Takeda is not on quite the M&A tear it was in 2012, with today’s buyout of privately held Inviragen the first of the year. The takeout is a well-targeted one by Japan’s biggest drugmaker, however, as it represents a boost to a vaccines division that is quietly becoming pivotal in its growth strategy.
The transaction brings on board a mid-stage dengue fever vaccine and a hand, foot and mouth disease treatment that has completed phase I trials; both diseases impose a significant burden on developing countries (Therapeutic focus – Sinovac leads China’s hand, foot and mouth disease race, March 15, 2013). The $35m paid to Inviragen’s investors up front represents a decent exit, more than doubling the first venture capital round after just four years of development.
Vaccines and emerging markets
In making opportunistic buys in the vaccine field, Takeda is moving away from its traditional strengths in gastrointestinal and endocrine medicine. On the other hand, this is a move in sync with its emerging markets play, something that could come in handy now that $4bn-a-year Actos has lost market exclusivity (EP Vantage Interview - Nycomed the answer to Takeda's woes, September 13, 2012).
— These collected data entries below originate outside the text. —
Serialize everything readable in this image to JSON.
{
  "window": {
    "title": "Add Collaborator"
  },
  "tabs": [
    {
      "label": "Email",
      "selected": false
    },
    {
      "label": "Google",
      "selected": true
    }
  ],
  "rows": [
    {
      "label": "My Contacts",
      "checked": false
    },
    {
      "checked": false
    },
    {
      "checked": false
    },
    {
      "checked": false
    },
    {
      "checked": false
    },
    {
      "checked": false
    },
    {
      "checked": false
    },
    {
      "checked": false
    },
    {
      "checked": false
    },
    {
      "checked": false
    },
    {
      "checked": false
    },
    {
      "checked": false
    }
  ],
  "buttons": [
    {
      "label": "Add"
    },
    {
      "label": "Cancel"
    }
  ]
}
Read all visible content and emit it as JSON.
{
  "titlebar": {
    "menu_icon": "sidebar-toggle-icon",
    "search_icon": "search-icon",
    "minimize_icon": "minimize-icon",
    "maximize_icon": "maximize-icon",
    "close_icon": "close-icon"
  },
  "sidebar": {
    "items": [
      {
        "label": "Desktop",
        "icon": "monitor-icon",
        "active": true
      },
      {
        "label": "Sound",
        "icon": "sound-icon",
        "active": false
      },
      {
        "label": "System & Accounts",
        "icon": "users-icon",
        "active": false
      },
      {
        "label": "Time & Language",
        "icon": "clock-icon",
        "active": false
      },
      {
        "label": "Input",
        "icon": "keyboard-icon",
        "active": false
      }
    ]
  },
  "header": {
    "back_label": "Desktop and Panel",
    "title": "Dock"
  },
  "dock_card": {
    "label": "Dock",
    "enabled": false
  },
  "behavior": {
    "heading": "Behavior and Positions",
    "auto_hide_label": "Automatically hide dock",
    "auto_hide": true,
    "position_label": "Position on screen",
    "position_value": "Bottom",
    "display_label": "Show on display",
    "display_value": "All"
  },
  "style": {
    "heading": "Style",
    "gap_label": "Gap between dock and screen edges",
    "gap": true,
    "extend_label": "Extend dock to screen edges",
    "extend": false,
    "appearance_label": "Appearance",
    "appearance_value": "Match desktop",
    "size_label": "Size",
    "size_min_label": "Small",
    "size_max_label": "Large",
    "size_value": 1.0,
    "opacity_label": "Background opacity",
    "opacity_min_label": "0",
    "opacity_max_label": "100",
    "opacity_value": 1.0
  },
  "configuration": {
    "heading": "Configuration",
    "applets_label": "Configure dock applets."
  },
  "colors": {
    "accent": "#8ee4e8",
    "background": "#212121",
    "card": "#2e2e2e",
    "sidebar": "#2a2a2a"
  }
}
The Japanese group has made no bones about hopes of growing in Latin America and as well as building its global vaccines business, and Inviragen’s most advanced product would seem to be in a sweet spot that addresses both strategies (BIO 2013 – Takeda’s small building blocks to recovery, April 23, 2013).
For example, Central and South America, Southeast Asia, India and Africa have high incidence of dengue fever; serious outbreaks of hand, foot and mouth disease (HFMD) have taken place in China, Japan, Singapore and Vietnam, with nearly 178,000 cases having been reported already in 2013 in China, according to the World Health Organization.
Takeda’s five acquisitions last year included LigoCyte Pharmaceuticals, a deal that brought with it monovalent and bivalent norovirus vaccines in phase II (EP Vantage interview – LigoCyte buy boosts Takeda’s vaccine business, October 8, 2012).
Its pace of mid-sized deals – last year’s largest was $800m to buy URL Pharma, which gave it a marketed drug in Colcrys – has slowed this year, but it has promised to keep the deal-making going to drive growth. Committing $35m now and up to $215m in development and commercial milestones is roughly in keeping with the size of deals Takeda has been cutting lately in the wake of the monster $13bn deal that snared Nycomed.
Exit stage left
Inviragen’s investors – Charter Life Sciences, Venture Investors, Bio*One Capital and Phillip Private Equity – have earned a quick exit by today’s standards, just four years after a $15m series A round.
The founders and investors – and now Takeda – probably owe a debt of gratitude to American taxpayers, as National Institutes of Health grants provided more than a fifth of the group’s funding since its founding in 2006. Indeed, of the $1m needed to open its doors in 2006, more than $800,000 was provided from a pair of NIH grants, compared with the $130,000 that came from seed investors.
The group advanced its four-strain recombinant dengue vaccine, DENVax, into phase II following a Colombia-based phase I trial that found it to be safe and well tolerated, and showed it to stimulate an immune response in adults naive to the viral, mosquito-borne illness.
The HFMD vaccine targeting enterovirus 71, INV21, has generated similar phase I data. Also in the pipeline are preclinical projects in chikungunya, plague, Japanese encephalitis and avian influenza, and other bioengineered vaccines.
It might have taken Takeda five months before it could execute its first major deal of 2013, but it has been a shrewd one. Filling its pipeline remains a necessity, and if 2012 is any indication the deals will start appearing as the year wears on.